While relational databases have great advantages, they require a lot of work to get all of your information into neatly organized files.  What’s more the method for getting things into and out of them – SQL is a quirky and not very friendly language.  What’s more relational databases have trouble clustering, and scaling horizontally.  NOSql database have made some headway in these departments, but at costs to consistency and reliability of data.

As servers continue to get larger, it becomes rarer that a single web-facing database really needs more than one single server.  If it’s tuned right, that is.  Going forward and looking to the future, the landscape will probably continue to be populated by a mix of traditional relational databases, new nosql type databases, key-value stores, and other new technologies yet to be dreamed up.

Sean Hull asks on Quora – What is an rdbms and why are they important?

Big Data – What is it and why is it important?

There’s lots of debate about exactly what constitutes “big” when talking about big data.  Technical folks may be inclined to want a specific number.

But when most CTOs and operations managers are talking about big data, they mean data warehouse and analytics databases.  Data warehouses are unique in that they are tuned to run large reporting queries and churn through large multi-million row tables.  Here you load up on indexes to support those reports, because the data is not constantly changing as in a web-facing transaction oriented database.

More and more databases such as MySQL which were originally built as web-facing databases are being used to support big data analytics.  MySQL does have some advanced features to support large databases such as partitioned tables, but many operations still cannot be done *online* such as table alters, and index creation.  In these cases configuring MySQL in a master-master active/passive cluster provides higher availability.  Perform blocking operations on the inactive side of the cluster, and then switch the active node.
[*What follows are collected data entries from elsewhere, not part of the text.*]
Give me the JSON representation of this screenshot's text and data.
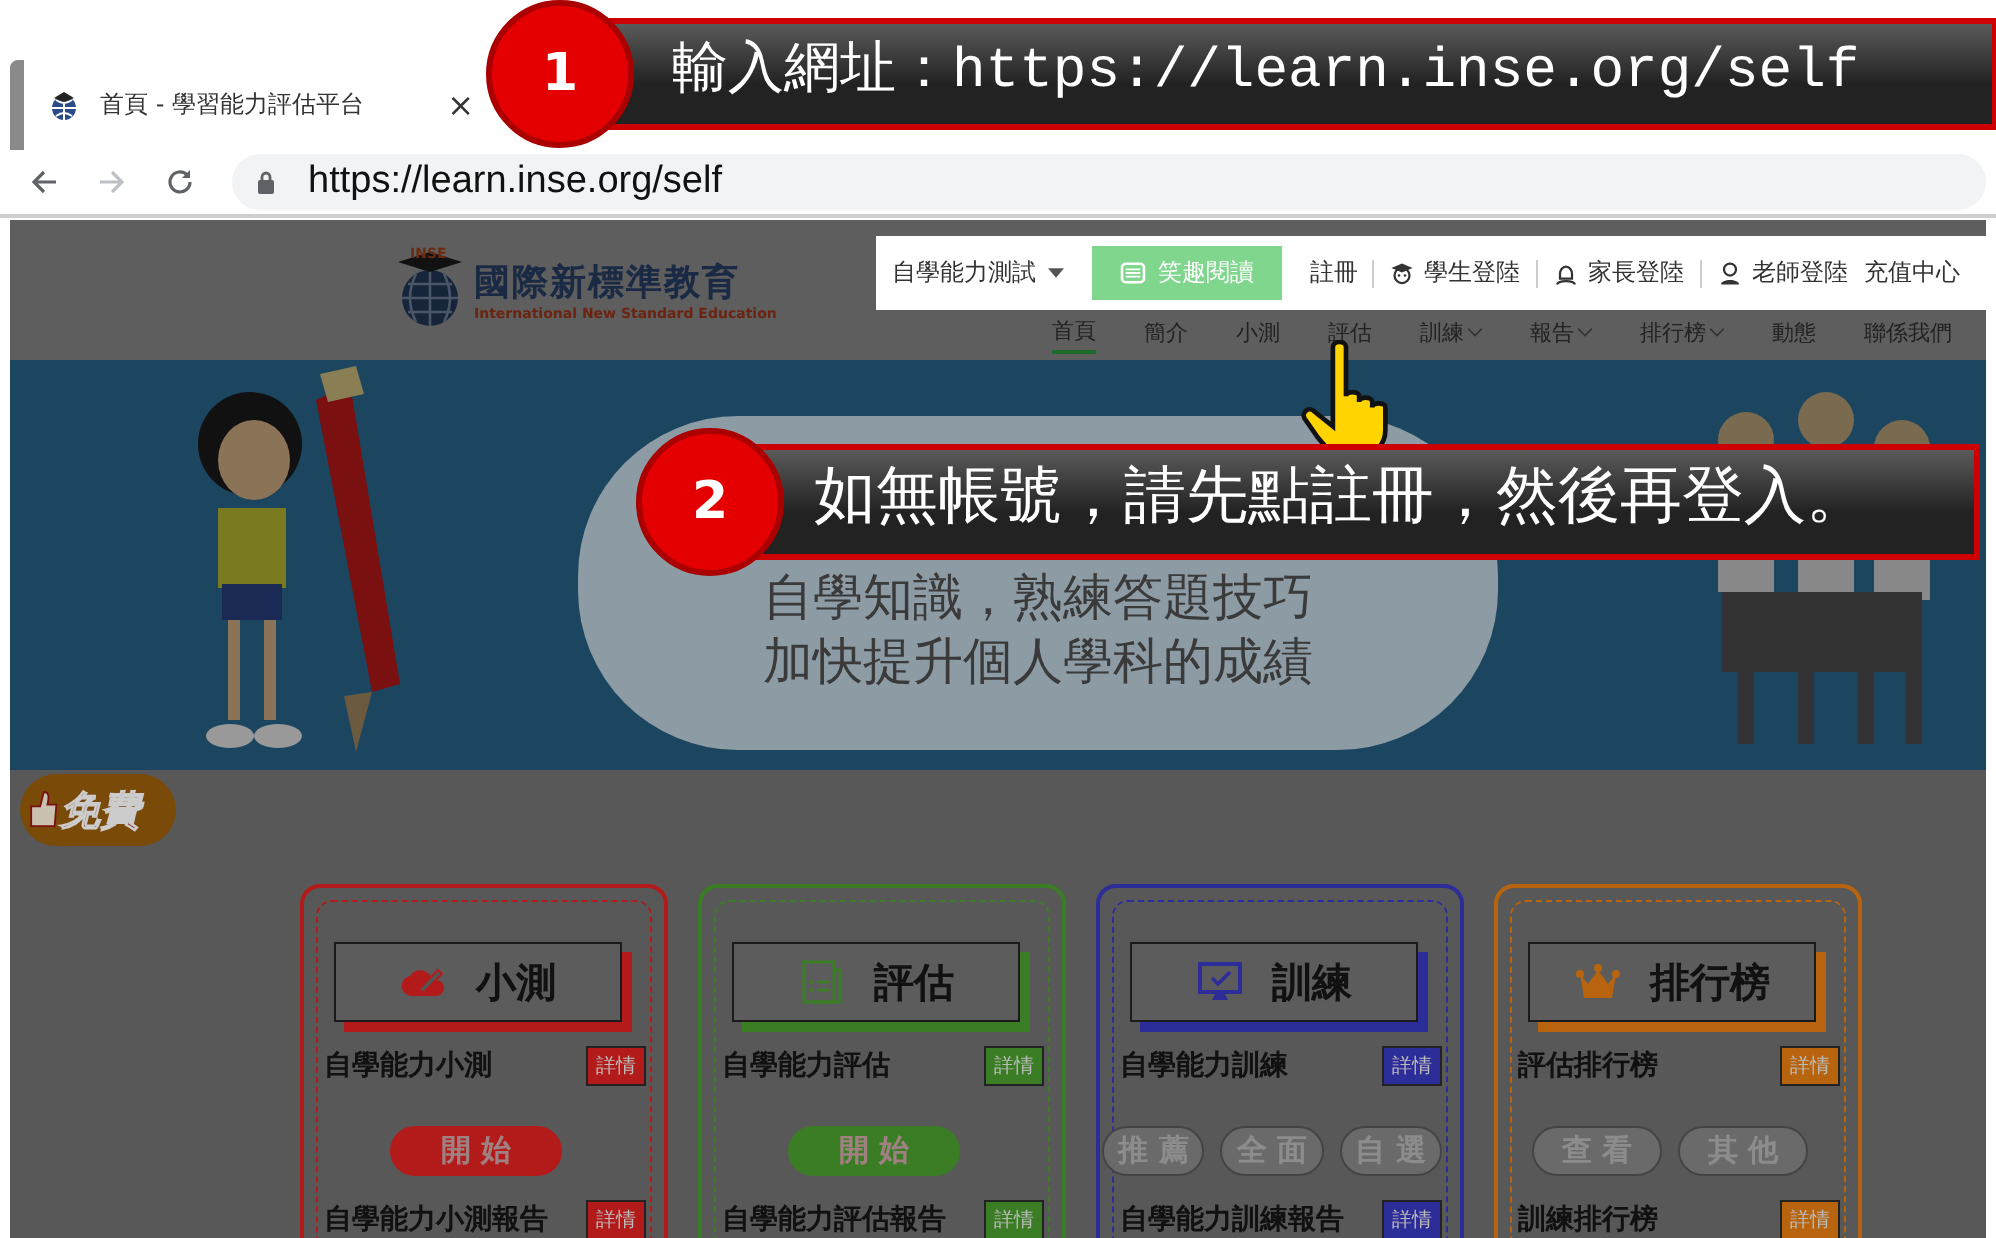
{
  "browser": {
    "tab": {
      "title": "首頁 - 學習能力評估平台",
      "close": "×"
    },
    "address": "https://learn.inse.org/self"
  },
  "header": {
    "logo": {
      "badge": "INSE",
      "name": "國際新標準教育",
      "tagline": "International New Standard Education"
    },
    "top_links": [
      {
        "kind": "dropdown",
        "label": "自學能力測試"
      },
      {
        "kind": "button",
        "label": "笑趣閱讀"
      },
      {
        "kind": "link",
        "label": "註冊"
      },
      {
        "kind": "login",
        "label": "學生登陸"
      },
      {
        "kind": "login",
        "label": "家長登陸"
      },
      {
        "kind": "login",
        "label": "老師登陸"
      },
      {
        "kind": "link",
        "label": "充值中心"
      }
    ],
    "nav": [
      {
        "label": "首頁",
        "selected": true,
        "has_menu": false
      },
      {
        "label": "簡介",
        "selected": false,
        "has_menu": false
      },
      {
        "label": "小測",
        "selected": false,
        "has_menu": false
      },
      {
        "label": "評估",
        "selected": false,
        "has_menu": false
      },
      {
        "label": "訓練",
        "selected": false,
        "has_menu": true
      },
      {
        "label": "報告",
        "selected": false,
        "has_menu": true
      },
      {
        "label": "排行榜",
        "selected": false,
        "has_menu": true
      },
      {
        "label": "動態",
        "selected": false,
        "has_menu": false
      },
      {
        "label": "聯係我們",
        "selected": false,
        "has_menu": false
      }
    ]
  },
  "banner": {
    "lines": [
      "自學知識，熟練答題技巧",
      "加快提升個人學科的成績"
    ]
  },
  "free_badge": "免費",
  "cards": [
    {
      "title": "小測",
      "color": "#b31b1b",
      "rows": [
        {
          "label": "自學能力小測",
          "badge": "詳情"
        },
        {
          "label": "自學能力小測報告",
          "badge": "詳情"
        }
      ],
      "actions": [
        {
          "label": "開 始",
          "disabled": false
        }
      ]
    },
    {
      "title": "評估",
      "color": "#3b7d25",
      "rows": [
        {
          "label": "自學能力評估",
          "badge": "詳情"
        },
        {
          "label": "自學能力評估報告",
          "badge": "詳情"
        }
      ],
      "actions": [
        {
          "label": "開 始",
          "disabled": false
        }
      ]
    },
    {
      "title": "訓練",
      "color": "#2d2d9a",
      "rows": [
        {
          "label": "自學能力訓練",
          "badge": "詳情"
        },
        {
          "label": "自學能力訓練報告",
          "badge": "詳情"
        }
      ],
      "actions": [
        {
          "label": "推 薦",
          "disabled": true
        },
        {
          "label": "全 面",
          "disabled": true
        },
        {
          "label": "自 選",
          "disabled": true
        }
      ]
    },
    {
      "title": "排行榜",
      "color": "#b8640e",
      "rows": [
        {
          "label": "評估排行榜",
          "badge": "詳情"
        },
        {
          "label": "訓練排行榜",
          "badge": "詳情"
        }
      ],
      "actions": [
        {
          "label": "查 看",
          "disabled": true
        },
        {
          "label": "其 他",
          "disabled": true
        }
      ]
    }
  ],
  "callouts": [
    {
      "number": "1",
      "text": "輸入網址：https://learn.inse.org/self"
    },
    {
      "number": "2",
      "text": "如無帳號，請先點註冊，然後再登入。"
    }
  ]
}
We’ve worked with MySQL databases as large as 750G in size and single user tables as large as 40 million records without problems.  Table size, however has to be taken into consideration for many operations and queries.  But as long as your tables are indexed to fit the query, and you minimize table scans especially on joins, your MySQL database server will happily support these huge datasets.

Sean Hull discusses on Quora – What is Big Data and why is it important?